Fujairah dan Ras Al Khaimah

Masjid dan zip-line

Terjauh dari cakrawala Dubai yang menjulang tinggi, emirat Fujairah dan Ras Al Khaimah membentang di semenanjung terjal antara Teluk Arab dan Teluk Oman di sudut timur laut negara tersebut.

Di Al Fujairah, menghadap Teluk Oman, saya mengunjungi Al Bidyah, sebuah masjid intim bercat putih dengan empat kubah yang dibangun pada tahun 1446, menjadikannya yang tertua di UEA. Jauh berbeda dengan Masjid Agung Sheikh Zayed yang megah, dekat ibu kota Fujairah, yang dapat menampung lebih dari 7.000 jamaah.

“Apa yang membuat Fujairah berbeda adalah tidak seperti emirat yang lebih terpencil di Teluk Arab, Fujairah secara historis merupakan bagian dari jalur perdagangan dan budaya pedagang kosmopolitan yang membentang dari Oman hingga pesisir Afrika Timur selama berabad-abad,” kata pemandu asal Ukraina saya, Inga Kampii, saat makan siang di sebuah restoran Thailand yang luar biasa.

Di sisi lain semenanjung di Ras Al Khaimah, pemerintahan Sheikh Saud bin Saqr Al Qasimi, penguasa emirat, telah melakukan investasi besar pada institusi budaya, termasuk Al Jazeera Al Hamra Heritage Village, sebuah komunitas mutiara; Museum Nasional yang kaya secara arkeologis; dan Suwaidi, peternakan mutiara yang saya kunjungi, dibuat oleh cucu seorang penyelam pada tahun 2004.

Pegunungan terjal di Ras Al Khaimah juga memiliki zip-line Jebel Jais sepanjang 1,76 mil, salah satu yang terpanjang di dunia. Meskipun Anda tidak cukup berani untuk mencobanya, pemandangannya memukau. Saya memberanikan diri untuk kembali dan menguji keberanian saya suatu hari nanti.

Sekembalinya dari peternakan mutiara menuju ketenangan vila di atas air di hotel Anantara Mina Ras Al Khaimah, saya menyaksikan flamingo berwarna merah muda pucat mengarungi hutan bakau.
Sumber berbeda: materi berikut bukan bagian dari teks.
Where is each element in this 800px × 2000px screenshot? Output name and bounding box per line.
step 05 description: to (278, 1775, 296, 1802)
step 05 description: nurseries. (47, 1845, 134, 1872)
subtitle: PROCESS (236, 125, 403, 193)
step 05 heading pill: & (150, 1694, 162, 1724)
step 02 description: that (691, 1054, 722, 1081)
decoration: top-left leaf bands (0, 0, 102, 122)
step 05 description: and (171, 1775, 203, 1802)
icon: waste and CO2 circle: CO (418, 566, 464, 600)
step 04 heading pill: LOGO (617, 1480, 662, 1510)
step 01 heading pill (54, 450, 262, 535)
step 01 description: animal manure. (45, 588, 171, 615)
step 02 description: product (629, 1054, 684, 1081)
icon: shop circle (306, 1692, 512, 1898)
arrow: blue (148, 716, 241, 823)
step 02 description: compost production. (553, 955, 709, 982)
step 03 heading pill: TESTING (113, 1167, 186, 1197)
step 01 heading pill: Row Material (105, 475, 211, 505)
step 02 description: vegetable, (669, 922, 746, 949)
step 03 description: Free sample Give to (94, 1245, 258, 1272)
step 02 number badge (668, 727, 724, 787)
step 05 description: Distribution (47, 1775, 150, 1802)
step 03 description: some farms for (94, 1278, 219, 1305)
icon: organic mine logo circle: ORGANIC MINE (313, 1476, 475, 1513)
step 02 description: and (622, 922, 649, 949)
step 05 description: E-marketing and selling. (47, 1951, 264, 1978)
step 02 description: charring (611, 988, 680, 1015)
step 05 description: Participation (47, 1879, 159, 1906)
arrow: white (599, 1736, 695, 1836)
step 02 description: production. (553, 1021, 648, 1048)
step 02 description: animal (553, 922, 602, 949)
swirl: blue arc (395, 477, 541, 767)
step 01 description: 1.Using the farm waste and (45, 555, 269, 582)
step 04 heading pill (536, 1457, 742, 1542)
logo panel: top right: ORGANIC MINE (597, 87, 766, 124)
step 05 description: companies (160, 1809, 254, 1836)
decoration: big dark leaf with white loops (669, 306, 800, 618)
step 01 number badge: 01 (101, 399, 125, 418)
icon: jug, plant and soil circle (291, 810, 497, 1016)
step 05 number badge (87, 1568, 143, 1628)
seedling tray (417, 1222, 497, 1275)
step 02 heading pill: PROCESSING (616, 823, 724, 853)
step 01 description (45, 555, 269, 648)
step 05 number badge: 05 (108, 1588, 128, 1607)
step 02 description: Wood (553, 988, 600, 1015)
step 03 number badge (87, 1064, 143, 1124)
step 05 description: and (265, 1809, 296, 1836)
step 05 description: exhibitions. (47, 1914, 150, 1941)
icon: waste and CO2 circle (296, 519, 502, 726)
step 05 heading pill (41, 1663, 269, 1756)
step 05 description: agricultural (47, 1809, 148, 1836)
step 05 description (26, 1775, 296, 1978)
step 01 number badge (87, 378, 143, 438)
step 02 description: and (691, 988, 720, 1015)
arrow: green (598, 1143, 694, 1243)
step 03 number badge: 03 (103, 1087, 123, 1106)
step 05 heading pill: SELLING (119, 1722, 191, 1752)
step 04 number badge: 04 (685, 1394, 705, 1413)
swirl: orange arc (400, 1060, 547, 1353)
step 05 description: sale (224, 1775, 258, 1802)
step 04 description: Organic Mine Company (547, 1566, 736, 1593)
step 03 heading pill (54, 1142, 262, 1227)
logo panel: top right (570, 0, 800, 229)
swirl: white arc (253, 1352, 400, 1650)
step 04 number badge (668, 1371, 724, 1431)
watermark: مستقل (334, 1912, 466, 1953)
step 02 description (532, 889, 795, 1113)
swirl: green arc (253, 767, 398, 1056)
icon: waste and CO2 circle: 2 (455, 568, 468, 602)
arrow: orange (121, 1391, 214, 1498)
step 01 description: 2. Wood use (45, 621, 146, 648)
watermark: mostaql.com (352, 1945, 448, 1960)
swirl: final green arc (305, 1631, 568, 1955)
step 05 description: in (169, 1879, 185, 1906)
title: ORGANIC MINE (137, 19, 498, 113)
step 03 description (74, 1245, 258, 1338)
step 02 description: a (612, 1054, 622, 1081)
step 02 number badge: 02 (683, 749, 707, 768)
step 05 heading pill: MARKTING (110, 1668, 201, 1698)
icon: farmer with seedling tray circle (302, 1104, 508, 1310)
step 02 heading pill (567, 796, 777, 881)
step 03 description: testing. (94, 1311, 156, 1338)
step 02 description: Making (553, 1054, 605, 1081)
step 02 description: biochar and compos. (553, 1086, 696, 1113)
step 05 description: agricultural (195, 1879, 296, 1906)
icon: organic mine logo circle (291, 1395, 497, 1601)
Pemandangan burung-burung berwarna cerah dengan latar lumpur pasang surut, gunung-gunung, dan gedung-gedung pencakar langit yang bertebaran di cakrawala tampak merangkum kontras yang harmonis dari Uni Emirat Arab — ultramodern namun tradisional, konservatif namun progresif, mencolok namun bersahaja. Bagaimanapun, mutiara tidak akan ada tanpa tiram yang sederhana.

Artikel ini pertama kali terbit di The New York Times.